New developments in a Fort Worth-based federal lawsuit might spell trouble for an administration that has allowed grant-funded agencies to use religious beliefs as justification for blatant bigotry against the LGBTQ community.
The final outcome has yet to be determined in the action brought by the married couple of Bryn Esplin and Fatma Marouf, but the ruling by United States District Court Judge Amit P. Mehta denying the federal government’s motion to dismiss and allowing the case to move forward is another indicator that the Texas A&M professors just might prevail in a landmark gay-rights decision.
The couple sued the U.S. Department of Health and Human Services (HHS), headed by Trump appointee Alex Azar, and the U.S. Conference of Catholic Bishops (USCCB) in the District of Columbia in February 2018. This was after Catholic Charities of Fort Worth (CCFW) denied the couple the opportunity to even apply to foster a refugee child. The reason: As lesbian spouses, they do not “mirror the holy family” (“A Poor Reflection,” Mar 21, 2018).
Mehta’s June 12 ruling means that depositions and discovery will now get underway.
In an email to the Fort Worth Weekly the day after the ruling was handed down, an upbeat Esplin noted that Mehta’s 22-page document has “a lot of zingers against the government, so it’s kind of a fun read.”
On pg. 17, Mehta writes that “the troubling consequence” of the government’s position “is apparent on its face.” He notes that, according to the federal defendants, “a federal agency cannot be held to account for a grantee’s known exclusion of persons from a federally funded program on a prohibited ground,” which was “astonishing.”
Surely, Mehta continues, “the government would not take this position if, say, Plaintiffs here were excluded from fostering a child based on their gender, national origin, or religious faith.”
Esplin, an assistant professor of bioethics at the Texas A&M College of Medicine, and Marouf, a law professor and the director of the Immigration Rights Clinic at the Texas A&M University School of Law in Fort Worth, have been married more than four years. Their lawsuit claims that HHS and the USCCB are in violation of the Establishment, Equal Protection and Due Process clauses of the U.S. Constitution.
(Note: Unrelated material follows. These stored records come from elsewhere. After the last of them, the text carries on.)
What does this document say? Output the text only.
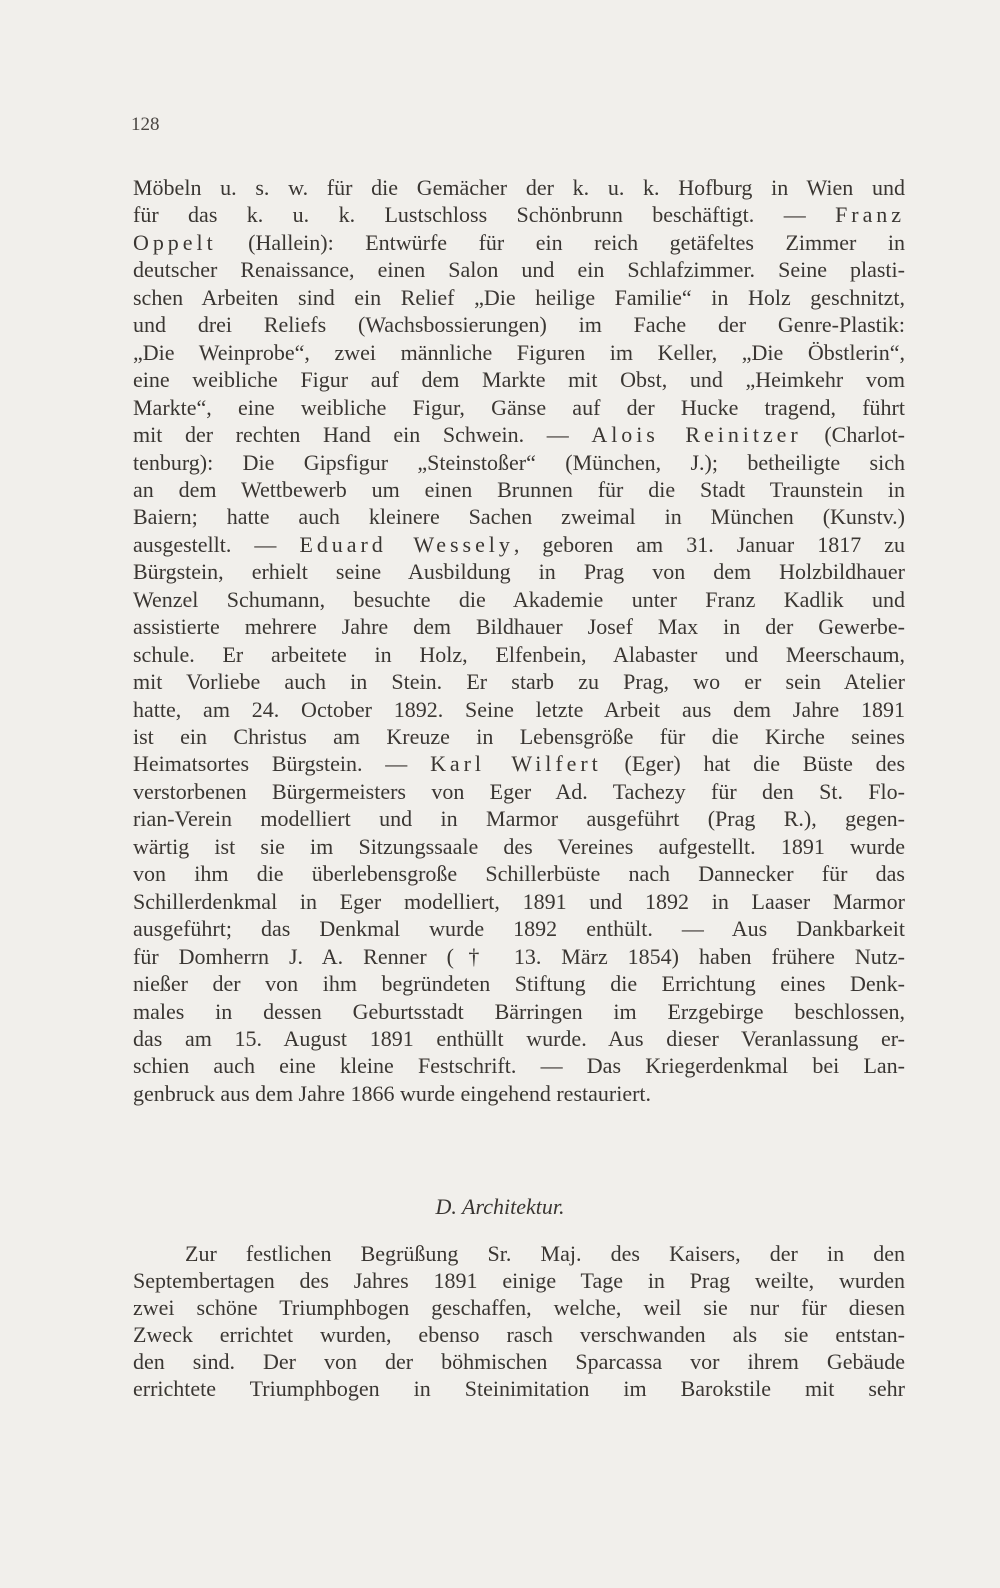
128
Möbeln u. s. w. für die Gemächer der k. u. k. Hofburg in Wien und
für das k. u. k. Lustschloss Schönbrunn beschäftigt. — Franz
Oppelt (Hallein): Entwürfe für ein reich getäfeltes Zimmer in
deutscher Renaissance, einen Salon und ein Schlafzimmer. Seine plasti-
schen Arbeiten sind ein Relief „Die heilige Familie“ in Holz geschnitzt,
und drei Reliefs (Wachsbossierungen) im Fache der Genre-Plastik:
„Die Weinprobe“, zwei männliche Figuren im Keller, „Die Öbstlerin“,
eine weibliche Figur auf dem Markte mit Obst, und „Heimkehr vom
Markte“, eine weibliche Figur, Gänse auf der Hucke tragend, führt
mit der rechten Hand ein Schwein. — Alois Reinitzer (Charlot-
tenburg): Die Gipsfigur „Steinstoßer“ (München, J.); betheiligte sich
an dem Wettbewerb um einen Brunnen für die Stadt Traunstein in
Baiern; hatte auch kleinere Sachen zweimal in München (Kunstv.)
ausgestellt. — Eduard Wessely, geboren am 31. Januar 1817 zu
Bürgstein, erhielt seine Ausbildung in Prag von dem Holzbildhauer
Wenzel Schumann, besuchte die Akademie unter Franz Kadlik und
assistierte mehrere Jahre dem Bildhauer Josef Max in der Gewerbe-
schule. Er arbeitete in Holz, Elfenbein, Alabaster und Meerschaum,
mit Vorliebe auch in Stein. Er starb zu Prag, wo er sein Atelier
hatte, am 24. October 1892. Seine letzte Arbeit aus dem Jahre 1891
ist ein Christus am Kreuze in Lebensgröße für die Kirche seines
Heimatsortes Bürgstein. — Karl Wilfert (Eger) hat die Büste des
verstorbenen Bürgermeisters von Eger Ad. Tachezy für den St. Flo-
rian-Verein modelliert und in Marmor ausgeführt (Prag R.), gegen-
wärtig ist sie im Sitzungssaale des Vereines aufgestellt. 1891 wurde
von ihm die überlebensgroße Schillerbüste nach Dannecker für das
Schillerdenkmal in Eger modelliert, 1891 und 1892 in Laaser Marmor
ausgeführt; das Denkmal wurde 1892 enthült. — Aus Dankbarkeit
für Domherrn J. A. Renner († 13. März 1854) haben frühere Nutz-
nießer der von ihm begründeten Stiftung die Errichtung eines Denk-
males in dessen Geburtsstadt Bärringen im Erzgebirge beschlossen,
das am 15. August 1891 enthüllt wurde. Aus dieser Veranlassung er-
schien auch eine kleine Festschrift. — Das Kriegerdenkmal bei Lan-
genbruck aus dem Jahre 1866 wurde eingehend restauriert.
D. Architektur.
Zur festlichen Begrüßung Sr. Maj. des Kaisers, der in den
Septembertagen des Jahres 1891 einige Tage in Prag weilte, wurden
zwei schöne Triumphbogen geschaffen, welche, weil sie nur für diesen
Zweck errichtet wurden, ebenso rasch verschwanden als sie entstan-
den sind. Der von der böhmischen Sparcassa vor ihrem Gebäude
errichtete Triumphbogen in Steinimitation im Barokstile mit sehr
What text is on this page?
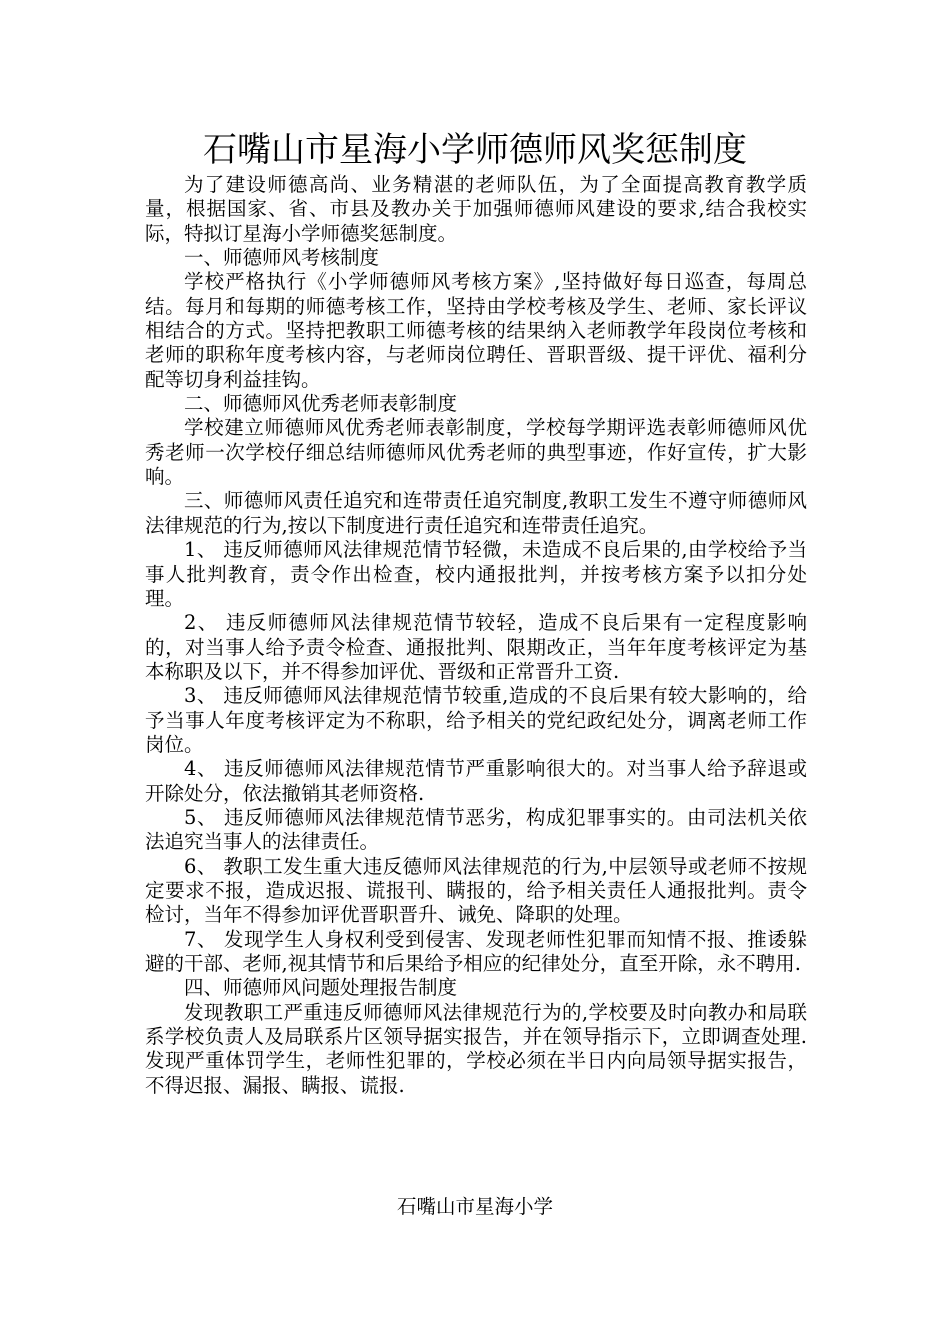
石嘴山市星海小学师德师风奖惩制度

为了建设师德高尚、业务精湛的老师队伍，为了全面提高教育教学质量，根据国家、省、市县及教办关于加强师德师风建设的要求,结合我校实际，特拟订星海小学师德奖惩制度。

一、师德师风考核制度

学校严格执行《小学师德师风考核方案》,坚持做好每日巡查，每周总结。每月和每期的师德考核工作，坚持由学校考核及学生、老师、家长评议相结合的方式。坚持把教职工师德考核的结果纳入老师教学年段岗位考核和老师的职称年度考核内容，与老师岗位聘任、晋职晋级、提干评优、福利分配等切身利益挂钩。

二、师德师风优秀老师表彰制度

学校建立师德师风优秀老师表彰制度，学校每学期评选表彰师德师风优秀老师一次学校仔细总结师德师风优秀老师的典型事迹，作好宣传，扩大影响。

三、师德师风责任追究和连带责任追究制度,教职工发生不遵守师德师风法律规范的行为,按以下制度进行责任追究和连带责任追究。

1、 违反师德师风法律规范情节轻微，未造成不良后果的,由学校给予当事人批判教育，责令作出检查，校内通报批判，并按考核方案予以扣分处理。

2、 违反师德师风法律规范情节较轻，造成不良后果有一定程度影响的，对当事人给予责令检查、通报批判、限期改正，当年年度考核评定为基本称职及以下，并不得参加评优、晋级和正常晋升工资.

3、 违反师德师风法律规范情节较重,造成的不良后果有较大影响的，给予当事人年度考核评定为不称职，给予相关的党纪政纪处分，调离老师工作岗位。

4、 违反师德师风法律规范情节严重影响很大的。对当事人给予辞退或开除处分，依法撤销其老师资格.

5、 违反师德师风法律规范情节恶劣，构成犯罪事实的。由司法机关依法追究当事人的法律责任。

6、 教职工发生重大违反德师风法律规范的行为,中层领导或老师不按规定要求不报，造成迟报、谎报刊、瞒报的，给予相关责任人通报批判。责令检讨，当年不得参加评优晋职晋升、诫免、降职的处理。

7、 发现学生人身权利受到侵害、发现老师性犯罪而知情不报、推诿躲避的干部、老师,视其情节和后果给予相应的纪律处分，直至开除，永不聘用.

四、师德师风问题处理报告制度

发现教职工严重违反师德师风法律规范行为的,学校要及时向教办和局联系学校负责人及局联系片区领导据实报告，并在领导指示下，立即调查处理.发现严重体罚学生，老师性犯罪的，学校必须在半日内向局领导据实报告，不得迟报、漏报、瞒报、谎报.

石嘴山市星海小学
Mehta ruled that the women can pursue each of their constitutional claims.
HHS doles out millions in taxpayer money to the USCCB to assist with federal programs through which unaccompanied refugee minors and alien children are placed with foster parents. USCCB funnels the money to organizations such as FWCC. The Catholics made it clear on their applications for federal funding that they would not serve same-sex couples.
HHS’ troubles may be just beginning. In May, Lambda Legal, along with the ACLU, ACLU of South Carolina, and South Carolina Equality Coalition, filed a similar lawsuit against the federal agency on behalf of same-sex couple Eden Rogers and Brandy Welch. The women were similarly denied the opportunity to serve as foster parents because Miracle Hill Ministries, a government-funded private placement agency, was granted a waiver by HHS that allowed the agency to reject potential foster parents who are gay.